Learn more about formulas to calculate lengths of mitotic cycles.
| Parameter | Abbreviation | Formula |
|---|---|---|
| Length of 1st mitotic cycle | MC1 | t2 - tICSI |
| Length of 2nd mitotic cycle | MC2 | t3-t2 |
| Length of 3rd mitotic cycle | MC3 | t5-t3 |
| Length of 4th mitotic cycle | MC4 | t9-t5 |
| Length of 5th mitotic cycle | MC5 | t17-t9 |
| Length of 6th mitotic cycle | MC6 | t33-t17 |
| Length of 7th mitotic cycle | MC7 | t65-t33 |
| Length of 8th mitotic cycle | MC8 | t129-t65 |
Mitotic sequences (MSeq) are series of cleavages occurring from the same generation of the cells. The product of each MSeq is a new generation of daughter cells. The more synchronous the timing of MSeq is (expressed as CI), the more uniform developmental competencies of the resulting daughter cells are achieved.
| Mitotic Sequences | The result |
|---|---|
| 1st mitotic sequence (1st MSeq) | 2-cells embryo |
| 2st mitotic sequence (2st MSeq) | 4-cells embryo |
| 3st mitotic sequence (3st MSeq) | 8-cells embryo |
| 4st mitotic sequence (4st MSeq) | 16-cells embryo |
| 5st mitotic sequence (5st MSeq) | 32-cells embryo |
| 6st mitotic sequence (6st MSeq) | 64-cells embryo |
| 7st mitotic sequence (7st MSeq) | 128-cells embryo |
Morphokinetics Indicating Differentiation of ICM Cells into Trophectoderm
Fluid build-up in the blastocoel cavity increases its volume, causing blastocoel expansion and blastocyst growing (i.e. increase of the embryo’s diameter). The blastocoel formation is a proof of TE and ICM differentiation. It is also an essential condition to break Zona Pellucida (ZP) that ultimately has an impact on hatching ability.
The Compaction is a prerequisite step for cell differentiation.
Compaction is not currently detected by CATI.
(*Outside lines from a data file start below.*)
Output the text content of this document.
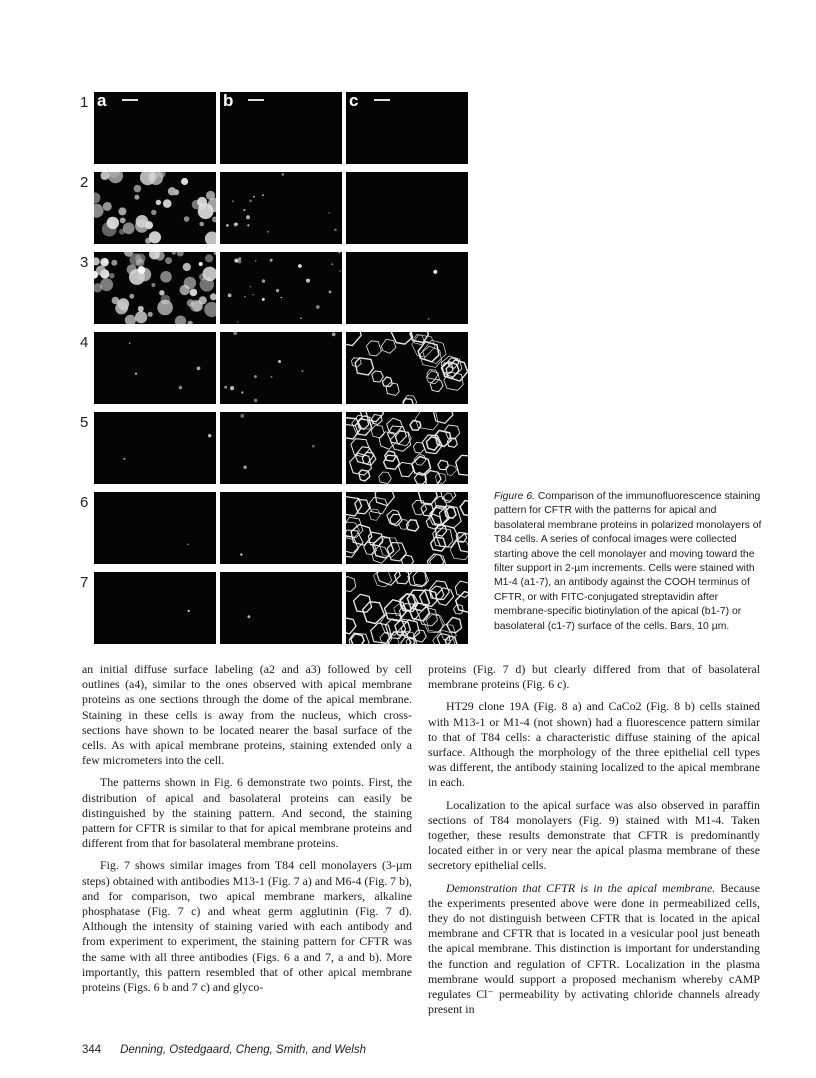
1 a	b	c
2
3
4
5
6
7
Figure 6. Comparison of the immunofluorescence staining pattern for CFTR with the patterns for apical and basolateral membrane proteins in polarized monolayers of T84 cells. A series of confocal images were collected starting above the cell monolayer and moving toward the filter support in 2-µm increments. Cells were stained with M1-4 (a1-7), an antibody against the COOH terminus of CFTR, or with FITC-conjugated streptavidin after membrane-specific biotinylation of the apical (b1-7) or basolateral (c1-7) surface of the cells. Bars, 10 µm.

an initial diffuse surface labeling (a2 and a3) followed by cell outlines (a4), similar to the ones observed with apical membrane proteins as one sections through the dome of the apical membrane. Staining in these cells is away from the nucleus, which cross-sections have shown to be located nearer the basal surface of the cells. As with apical membrane proteins, staining extended only a few micrometers into the cell.

The patterns shown in Fig. 6 demonstrate two points. First, the distribution of apical and basolateral proteins can easily be distinguished by the staining pattern. And second, the staining pattern for CFTR is similar to that for apical membrane proteins and different from that for basolateral membrane proteins.

Fig. 7 shows similar images from T84 cell monolayers (3-µm steps) obtained with antibodies M13-1 (Fig. 7 a) and M6-4 (Fig. 7 b), and for comparison, two apical membrane markers, alkaline phosphatase (Fig. 7 c) and wheat germ agglutinin (Fig. 7 d). Although the intensity of staining varied with each antibody and from experiment to experiment, the staining pattern for CFTR was the same with all three antibodies (Figs. 6 a and 7, a and b). More importantly, this pattern resembled that of other apical membrane proteins (Figs. 6 b and 7 c) and glyco-

proteins (Fig. 7 d) but clearly differed from that of basolateral membrane proteins (Fig. 6 c).

HT29 clone 19A (Fig. 8 a) and CaCo2 (Fig. 8 b) cells stained with M13-1 or M1-4 (not shown) had a fluorescence pattern similar to that of T84 cells: a characteristic diffuse staining of the apical surface. Although the morphology of the three epithelial cell types was different, the antibody staining localized to the apical membrane in each.

Localization to the apical surface was also observed in paraffin sections of T84 monolayers (Fig. 9) stained with M1-4. Taken together, these results demonstrate that CFTR is predominantly located either in or very near the apical plasma membrane of these secretory epithelial cells.

Demonstration that CFTR is in the apical membrane. Because the experiments presented above were done in permeabilized cells, they do not distinguish between CFTR that is located in the apical membrane and CFTR that is located in a vesicular pool just beneath the apical membrane. This distinction is important for understanding the function and regulation of CFTR. Localization in the plasma membrane would support a proposed mechanism whereby cAMP regulates Cl⁻ permeability by activating chloride channels already present in

344 Denning, Ostedgaard, Cheng, Smith, and Welsh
Morphokinetics Indicating Embryo´s Ability to Hatch
The fluid accumulation in blastocoel cavity increases its volume what causes a blastocoel expansion and blastocyst growing (increase of the embryo diameter). The blastocoel formation is a proof of TE and ICM differentiation. It is also an essential condition to break Zona Pellucida (ZP) which has an impact on hatching ability (link).
A negative effect on embryo’s ability to hatch. Embryos that exhibit collapse are as likely to hatch as those that do not, but are less likely to implant.
We distinguish between four types of collapses.
| Name | Description | Segmentation drops by |
|---|---|---|
| Big Collapse | Big drop of segmentation induced by apoptotic cells elimination — consequence of prior abnormal cleavages | >=41% |
| Medium Mitotic Pulse | Medium collapses or mitotic pulses caused by physiological cell changes during mitotis | 21-40% |
| Small Mitotic Pulse | Small collapses or mitotic pulses caused by physiological cell changes during mitotis | 11-20% |
| Extra Small Mitotic Pulse | Extra small collapses or mitotic pulses caused by physiological cell changes during mitotis | 0-10% |
Blastocyst hatching is a natural proces of embryo escaping from its envelope - zona pellucida (ZP) after 5 - 6 days of development. This is a prerequisite step before implantation. In time‑lapse records we see the initial phases of hatching as herniation of trophoectodermic (TE) cells occuring frequently on the place of ICSI needle penetration of ZP.